In his column Religion and Science: Toward a Postmodern Truce, Philip Clayton (9/11) suggests a third, postmodern, period has turned the religion-hostile New Atheists into dinosaurs. Unless his postmodernism can move beyond the extreme relativisms that have wracked the social sciences and humanities in intellectual circles, his will be a hard case.
As the Unitarians and Universalists were merging in 1960, I had the good fortune to chair a study commission on Theology and the Frontiers of Knowledge. Four years later, Ralph Burhoe and I went to Meadville/Lombard seminary at the University of Chicago to create a new curriculum based on the sciences. We were the founding co-editors of Zygon, Journal of Religion and Science. My published position at that time was Science is the way we know the world, religion is a way that we change it. (I preferred the more neutral change to more directional terms like evolve or regress).

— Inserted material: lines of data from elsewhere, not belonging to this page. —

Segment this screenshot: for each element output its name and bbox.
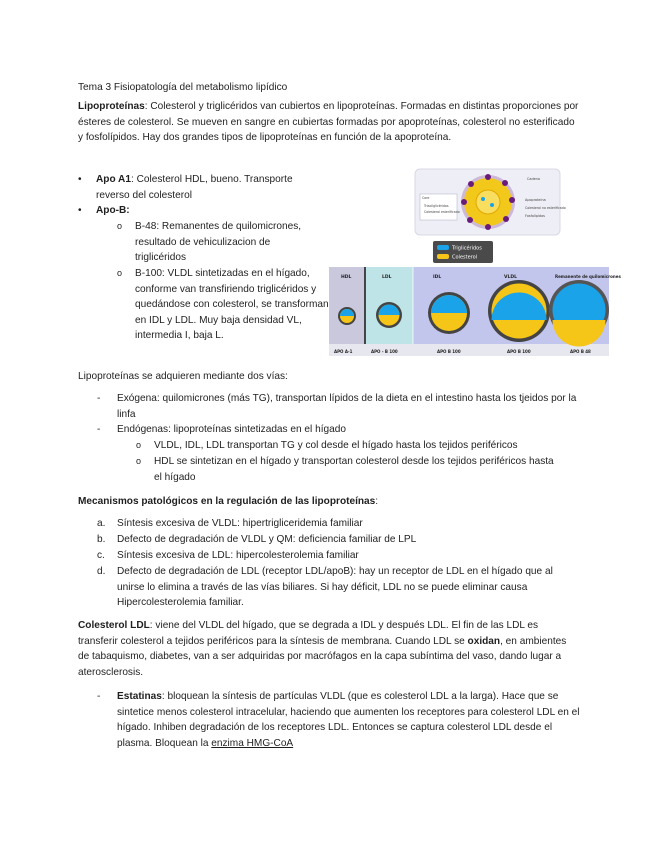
lipoprotein-figure: [329, 166, 621, 356]
apo-a1-term: Apo A1: [96, 174, 131, 185]
apo-label-remanente: APO B 48: [570, 349, 591, 354]
particle-ldl: [376, 302, 402, 328]
endogena-sub-1: [136, 438, 580, 454]
sub-bullet-o: o: [117, 268, 123, 278]
ldl-text-1: : viene del VLDL del hígado, que se degrada a IDL y después LDL. El fin de las LDL es transferir colesterol a tejidos periféricos para la síntesis de membrana. Cuando LDL se: [78, 620, 539, 647]
header-vldl: VLDL: [504, 275, 517, 280]
mecanismo-marker: d.: [97, 566, 106, 577]
mecanismo-item: [97, 516, 581, 532]
lipoprotein-structure-diagram: [461, 174, 515, 230]
endogena-sub-2: [136, 454, 558, 485]
exogena-text: Exógena: quilomicrones (más TG), transportan lípidos de la dieta en el intestino hasta los tjeidos por la linfa: [117, 393, 577, 420]
legend-col-label: Colesterol: [452, 254, 478, 261]
document-title: Tema 3 Fisiopatología del metabolismo lipídico: [78, 82, 288, 93]
mecanismo-marker: a.: [97, 518, 106, 529]
sub-item-b48: [117, 219, 315, 266]
core-label-col: Colesterol esterificado: [424, 210, 460, 214]
bullet-apo-a1: [78, 172, 310, 203]
apo-label-vldl: APO B 100: [507, 349, 531, 354]
bullet-dash: -: [97, 691, 101, 702]
label-cadena: Cadena: [527, 177, 540, 181]
header-idl: IDL: [433, 275, 442, 280]
intro-paragraph: [78, 99, 580, 146]
legend-col-swatch: [437, 254, 449, 259]
mecanismo-item: [97, 564, 581, 611]
ldl-text-2: , en ambientes de tabaquismo, diabetes, van a ser adquiridas por macrófagos en la capa subíntima del vaso, dando lugar a aterosclerosis.: [78, 635, 567, 678]
estatinas-text: : bloquean la síntesis de partículas VLDL (que es colesterol LDL a la larga). Hace que se sintetice menos colesterol intracelular, haciendo que aumenten los receptores para colesterol LDL en el hígado. Inhiben degradación de los receptores LDL. Entonces se captura colesterol LDL desde el plasma. Bloquean la: [117, 691, 580, 749]
endogena-sub-1-text: VLDL, IDL, LDL transportan TG y col desde el hígado hasta los tejidos periféricos: [154, 440, 518, 451]
apo-a1-text: : Colesterol HDL, bueno. Transporte reverso del colesterol: [96, 174, 293, 201]
particle-idl: [428, 292, 470, 334]
sub-bullet-o: o: [136, 456, 142, 466]
intro-term: Lipoproteínas: [78, 101, 145, 112]
apo-b-colon: :: [126, 205, 130, 216]
mecanismo-text: Síntesis excesiva de LDL: hipercolesterolemia familiar: [117, 550, 359, 561]
apo-label-hdl: APO A-1: [334, 349, 353, 354]
header-remanente: Remanente de quilomicrones: [555, 274, 621, 279]
mecanismo-text: Síntesis excesiva de VLDL: hipertrigliceridemia familiar: [117, 518, 363, 529]
label-colesterol-no-esterificado: Colesterol no esterificado: [525, 206, 566, 210]
apo-label-idl: APO B 100: [437, 349, 461, 354]
estatinas-term: Estatinas: [117, 691, 162, 702]
mecanismo-item: [97, 548, 581, 564]
apo-label-ldl: APO - B 100: [371, 349, 398, 354]
mecanismo-item: [97, 532, 581, 548]
estatinas-item: [97, 689, 581, 751]
via-endogena: [97, 422, 581, 438]
legend-trig-label: Triglicéridos: [452, 245, 482, 252]
bullet-dash: -: [97, 393, 101, 404]
mecanismos-colon: :: [375, 496, 379, 507]
enzima-link[interactable]: enzima HMG-CoA: [211, 737, 294, 749]
sub-bullet-o: o: [117, 221, 123, 231]
particle-hdl: [338, 307, 356, 325]
bullet-dash: -: [97, 424, 101, 435]
sub-item-b100: [117, 266, 349, 344]
bullet-dot: •: [78, 205, 82, 216]
header-hdl: HDL: [341, 275, 352, 280]
ldl-term: Colesterol LDL: [78, 620, 150, 631]
header-ldl: LDL: [382, 275, 392, 280]
apo-b-term: Apo-B: [96, 205, 127, 216]
legend-trig-swatch: [437, 245, 449, 250]
core-label-title: Core: [422, 196, 430, 200]
mecanismo-marker: b.: [97, 534, 106, 545]
mecanismo-marker: c.: [97, 550, 105, 561]
mecanismo-text: Defecto de degradación de VLDL y QM: deficiencia familiar de LPL: [117, 534, 417, 545]
bullet-apo-b: [78, 203, 310, 219]
vias-intro: Lipoproteínas se adquieren mediante dos vías:: [78, 371, 288, 382]
mecanismos-title: Mecanismos patológicos en la regulación de las lipoproteínas: [78, 496, 376, 507]
b100-text: B-100: VLDL sintetizadas en el hígado, conforme van transfiriendo triglicéridos y quedándose con colesterol, se transforman en IDL y LDL. Muy baja densidad VL, intermedia I, baja L.: [135, 268, 329, 342]
ldl-oxidan: oxidan: [467, 635, 501, 647]
particle-vldl: [488, 280, 550, 342]
bullet-dot: •: [78, 174, 82, 185]
via-exogena: [97, 391, 581, 422]
ldl-paragraph: [78, 618, 580, 680]
endogena-sub-2-text: HDL se sintetizan en el hígado y transportan colesterol desde los tejidos periféricos hasta el hígado: [154, 456, 554, 483]
core-label-trig: Triacilglicéridos: [424, 204, 449, 208]
sub-bullet-o: o: [136, 440, 142, 450]
lipoprotein-illustration: [329, 166, 621, 356]
b48-text: B-48: Remanentes de quilomicrones, resultado de vehiculizacion de triglicéridos: [135, 221, 302, 264]
label-fosfolipidos: Fosfolípidos: [525, 214, 545, 218]
endogena-text: Endógenas: lipoproteínas sintetizadas en el hígado: [117, 424, 346, 435]
mecanismos-heading: [78, 494, 580, 510]
intro-text: : Colesterol y triglicéridos van cubiertos en lipoproteínas. Formadas en distintas proporciones por ésteres de colesterol. Se mueven en sangre en cubiertas formadas por apoproteínas, colesterol no esterificado y fosfolípidos. Hay dos grandes tipos de lipoproteínas en función de la apoproteína.: [78, 101, 579, 144]
label-apoproteina: Apoproteína: [525, 198, 546, 202]
mecanismo-text: Defecto de degradación de LDL (receptor LDL/apoB): hay un receptor de LDL en el hígado que al unirse lo elimina a través de las vías biliares. Si hay déficit, LDL no se puede eliminar causa Hipercolesterolemia familiar.: [117, 566, 553, 609]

Dialogue was then, and still is, a risky term since it suggests conversation between equals. Theologian X may want to add something to the worldview of Scientist Y, but in order to change something in Y’s science she too would have to become a scientist (and her theology positions would be irrelevant in defending such changes). When, for instance, the Vatican accepted evolution, it insisted that special creation of the human soul must also be affirmed — but has never argued that this is more complete biology or psychology!
There have been dialogues within cosmology about continuing creation versus big bang; within biology about group versus individual selection; within psychology about how blank the slate might be. But these get resolved by more persuasive evidence. Such conversations between theology and science flounder because there is no agreement on what constitutes useful evidence. And dialogues among religions have an even tougher time!
Generalizations about any passing of the confrontational stage of science-religion conflicts must remember that the fundamentalists won the Scopes trial — and that some forty percent of Americans reject evolution and think the world less than 10,000 years old. When our referent is religion, those educationally-cheated neighbors must be included.
The crucial issue is cultural change. Consider the long human history of misogyny. Can science establish that insistence upon a burka is wrong/false/undesirable? Or that divorce is wrong? Or that producing unintended children is wrong? Or that ecology is preferable to divinely-ordered dominion? Or that pre-marital sex is wrong? Hardly! No doubt data about the consequences of such behaviors can be assembled and published. But true believers can usually be convinced to accept those consequences as parts of a divine plan.
Many of us, and probably most readers of Religion Dispatches, endorse cultural changes in such issues because of the undesired consequences of a status quo. And we often do it because of values that to us are religious. But if we are honest we will admit that most opponents of changing their cultures also would give religion as their basis. And the us/them demographic is daunting!
Beliefs DO have consequences. And as long as we pretend that umbrella terms such as religion are meaningful, we will have a hard time discussing things with our more empiricist colleagues.